Die „Pink Revolution“ setzt neue Maßstäbe für eine erfolgreiche Kapitalismuskritik

Beim Querlesen in linken Medien zeichnet sich schon jetzt ab, dass nach Heiligendamm eine Diskussion über politische Farbcodes ansteht, und auch diese wird hoffentlich humorvoll geführt werden. Farbsymbole wollen – nicht nur ästhetisch – gut bedacht sein. Welche Farbe würden Sie sympathisch finden?

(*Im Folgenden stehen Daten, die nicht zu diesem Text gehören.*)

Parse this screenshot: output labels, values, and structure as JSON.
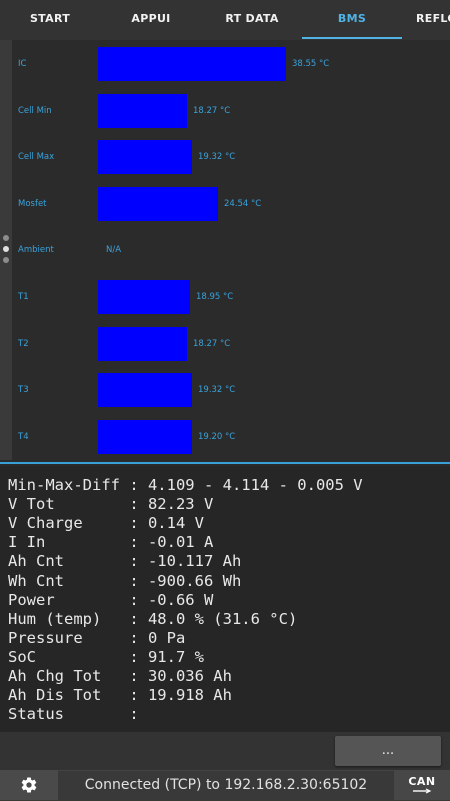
{
  "tabs": [
    {
      "label": "START",
      "active": false
    },
    {
      "label": "APPUI",
      "active": false
    },
    {
      "label": "RT DATA",
      "active": false
    },
    {
      "label": "BMS",
      "active": true
    },
    {
      "label": "REFLO",
      "active": false
    }
  ],
  "accent_color": "#4fb3e6",
  "bar_color": "#0000ff",
  "bars": [
    {
      "label": "IC",
      "value_text": "38.55 °C",
      "value": 38.55
    },
    {
      "label": "Cell Min",
      "value_text": "18.27 °C",
      "value": 18.27
    },
    {
      "label": "Cell Max",
      "value_text": "19.32 °C",
      "value": 19.32
    },
    {
      "label": "Mosfet",
      "value_text": "24.54 °C",
      "value": 24.54
    },
    {
      "label": "Ambient",
      "value_text": "N/A",
      "value": null
    },
    {
      "label": "T1",
      "value_text": "18.95 °C",
      "value": 18.95
    },
    {
      "label": "T2",
      "value_text": "18.27 °C",
      "value": 18.27
    },
    {
      "label": "T3",
      "value_text": "19.32 °C",
      "value": 19.32
    },
    {
      "label": "T4",
      "value_text": "19.20 °C",
      "value": 19.2
    }
  ],
  "data_lines": [
    "Min-Max-Diff : 4.109 - 4.114 - 0.005 V",
    "V Tot        : 82.23 V",
    "V Charge     : 0.14 V",
    "I In         : -0.01 A",
    "Ah Cnt       : -10.117 Ah",
    "Wh Cnt       : -900.66 Wh",
    "Power        : -0.66 W",
    "Hum (temp)   : 48.0 % (31.6 °C)",
    "Pressure     : 0 Pa",
    "SoC          : 91.7 %",
    "Ah Chg Tot   : 30.036 Ah",
    "Ah Dis Tot   : 19.918 Ah",
    "Status       : "
  ],
  "more_button": "...",
  "status": {
    "text": "Connected (TCP) to 192.168.2.30:65102",
    "settings_icon": "gear-icon",
    "can_label": "CAN"
  }
}
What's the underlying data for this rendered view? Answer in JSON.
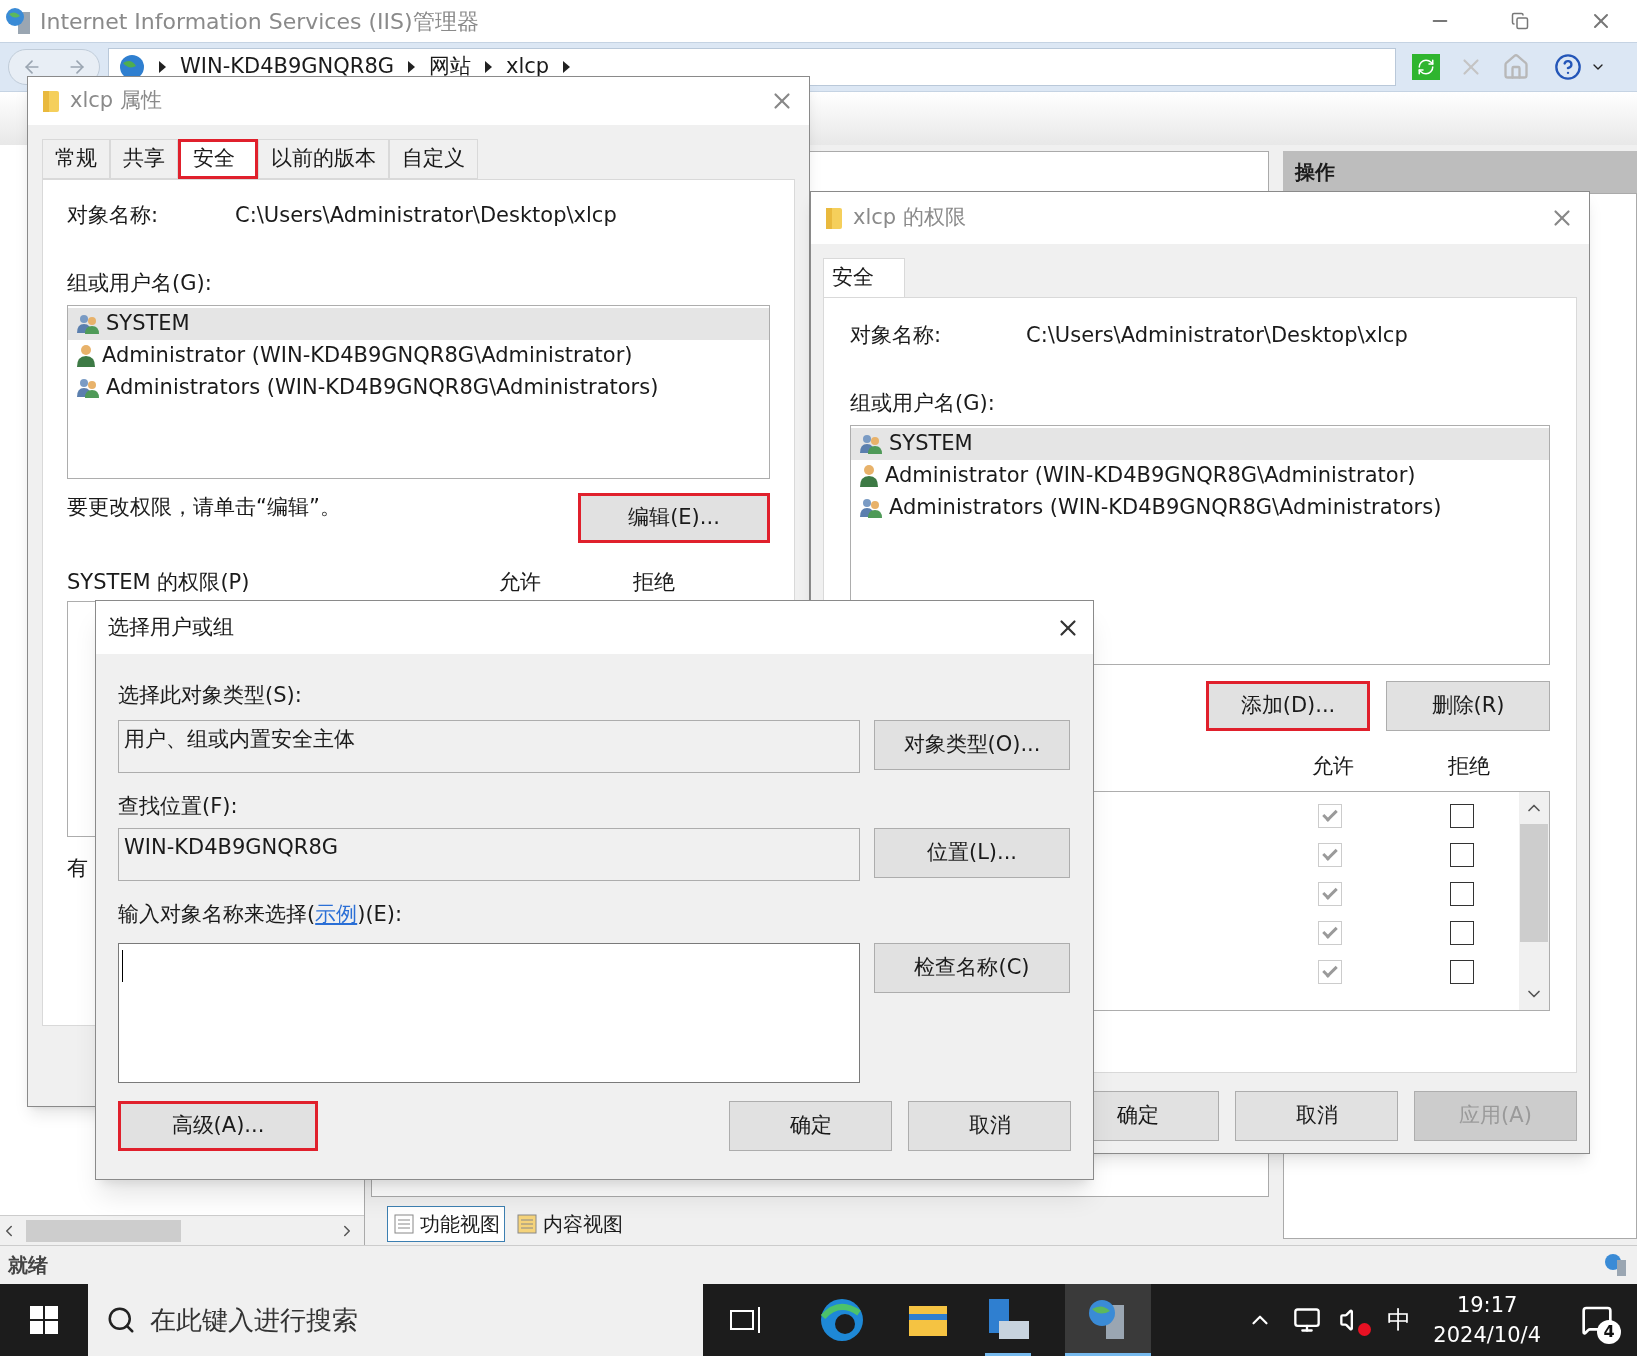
{
  "app": {
    "title": "Internet Information Services (IIS)管理器",
    "breadcrumb": [
      "WIN-KD4B9GNQR8G",
      "网站",
      "xlcp"
    ],
    "actions_header": "操作",
    "view_tabs": [
      {
        "label": "功能视图",
        "selected": true
      },
      {
        "label": "内容视图",
        "selected": false
      }
    ],
    "status": "就绪"
  },
  "properties_dialog": {
    "title": "xlcp 属性",
    "tabs": [
      {
        "label": "常规",
        "selected": false,
        "highlighted": false
      },
      {
        "label": "共享",
        "selected": false,
        "highlighted": false
      },
      {
        "label": "安全",
        "selected": true,
        "highlighted": true
      },
      {
        "label": "以前的版本",
        "selected": false,
        "highlighted": false
      },
      {
        "label": "自定义",
        "selected": false,
        "highlighted": false
      }
    ],
    "object_label": "对象名称:",
    "object_value": "C:\\Users\\Administrator\\Desktop\\xlcp",
    "users_label": "组或用户名(G):",
    "users": [
      {
        "name": "SYSTEM",
        "kind": "group",
        "selected": true
      },
      {
        "name": "Administrator (WIN-KD4B9GNQR8G\\Administrator)",
        "kind": "user",
        "selected": false
      },
      {
        "name": "Administrators (WIN-KD4B9GNQR8G\\Administrators)",
        "kind": "group",
        "selected": false
      }
    ],
    "hint": "要更改权限，请单击“编辑”。",
    "edit_button": {
      "label": "编辑(E)...",
      "highlighted": true
    },
    "permissions_label": "SYSTEM 的权限(P)",
    "allow_header": "允许",
    "deny_header": "拒绝",
    "footer_fragment": "有"
  },
  "permissions_dialog": {
    "title": "xlcp 的权限",
    "tabs": [
      {
        "label": "安全",
        "selected": true
      }
    ],
    "object_label": "对象名称:",
    "object_value": "C:\\Users\\Administrator\\Desktop\\xlcp",
    "users_label": "组或用户名(G):",
    "users": [
      {
        "name": "SYSTEM",
        "kind": "group",
        "selected": true
      },
      {
        "name": "Administrator (WIN-KD4B9GNQR8G\\Administrator)",
        "kind": "user",
        "selected": false
      },
      {
        "name": "Administrators (WIN-KD4B9GNQR8G\\Administrators)",
        "kind": "group",
        "selected": false
      }
    ],
    "buttons": [
      {
        "label": "添加(D)...",
        "highlighted": true
      },
      {
        "label": "删除(R)",
        "highlighted": false
      }
    ],
    "allow_header": "允许",
    "deny_header": "拒绝",
    "permissions": [
      {
        "allow": true,
        "allow_disabled": true,
        "deny": false
      },
      {
        "allow": true,
        "allow_disabled": true,
        "deny": false
      },
      {
        "allow": true,
        "allow_disabled": true,
        "deny": false
      },
      {
        "allow": true,
        "allow_disabled": true,
        "deny": false
      },
      {
        "allow": true,
        "allow_disabled": true,
        "deny": false
      }
    ],
    "footer_buttons": [
      {
        "label": "确定",
        "disabled": false
      },
      {
        "label": "取消",
        "disabled": false
      },
      {
        "label": "应用(A)",
        "disabled": true
      }
    ]
  },
  "select_dialog": {
    "title": "选择用户或组",
    "type_label": "选择此对象类型(S):",
    "type_value": "用户、组或内置安全主体",
    "type_button": "对象类型(O)...",
    "location_label": "查找位置(F):",
    "location_value": "WIN-KD4B9GNQR8G",
    "location_button": "位置(L)...",
    "names_label_before": "输入对象名称来选择(",
    "names_link": "示例",
    "names_label_after": ")(E):",
    "check_button": "检查名称(C)",
    "advanced_button": {
      "label": "高级(A)...",
      "highlighted": true
    },
    "footer_buttons": [
      "确定",
      "取消"
    ]
  },
  "taskbar": {
    "search_placeholder": "在此键入进行搜索",
    "ime": "中",
    "time": "19:17",
    "date": "2024/10/4",
    "notification_count": "4"
  }
}
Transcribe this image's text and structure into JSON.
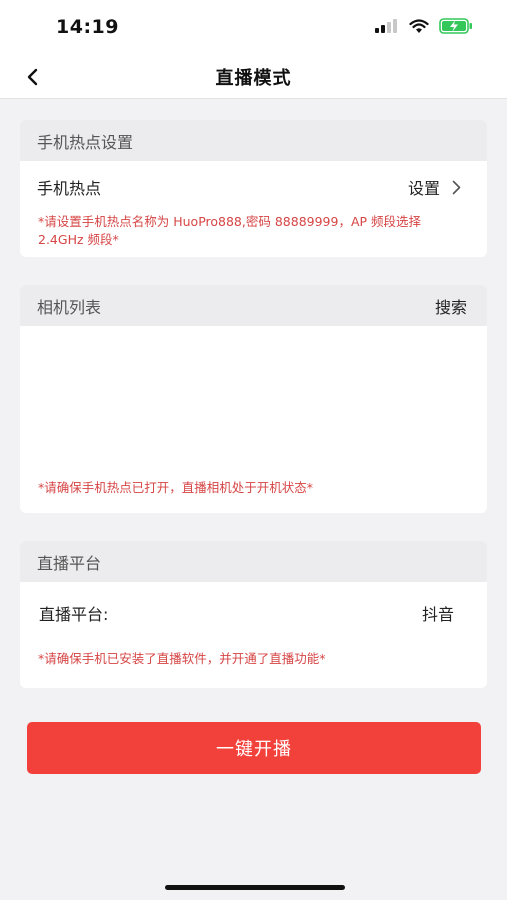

Orange erinnert mich derzeit z.B. an die Farbe der Häftlingskleidung in Guantanamo und an fremdfinanzierte „Revolutionen“. Orange wäre auf keinen Fall eine gute Wahl. Einem Wandspruch in Rostock zufolge käme „Pink“ zumindest in die engere Auswahl. Das würde mich persönlich sehr freuen. Nachdem die rosa Bemalung auf der Kyritzer Heide schon einmal ein militärisches Gebäude förmlich zum Einstürzen gebracht hat, wurde dort zu Beginn der Gipfelproteste das „Unternehmen Rosa“ auf neue Weise, diesmal unter Mithilfe der „Clowns Army“, ins Bild gesetzt. Die unmännliche Farbe ärgert das Militär, sie ist unwiderruflich als antimilitaristisch qualifiziert.

Nun, mit Pink wäre aber nach der Regenbogenfahne gleich ein zweites Farbsymbol der Lesben- und Schwulenbewegung in die Kapitalismus- und Kriegskritik abgewandert. Werden denn da die inzwischen größtenteils kommerziellen Szenemagazine nicht aufschreien? Und was wäre überhaupt der politische Nährwert einer solchen Farbwahl? Ich meine, wenn das durch Alibi-Frauen verzierte Patriarchat ein Hauptverursacher der aggressiven Zivilisationsgeschichte ist, wovon auch die jüngsten Bilder von Staatsmacht wieder eindrucksvoll Zeugnis ablegen, würde doppelt gemoppelt gar nicht so schlecht sein. Außerdem hätten die Liebhaber von Rot, die keine Pace-Fahnen mögen, ihre Couleur bei „Rosa“ oder „Pink“ doch auch dabei. Liebe Telepolis-Forumsteilnehmerinnen und Teilnehmer: Ich bin für jeden schonungslosen Beitrag zu diesen Farbausführungen dankbar. Nur: Stellen Sie bitte Ihren Humor unter Beweis.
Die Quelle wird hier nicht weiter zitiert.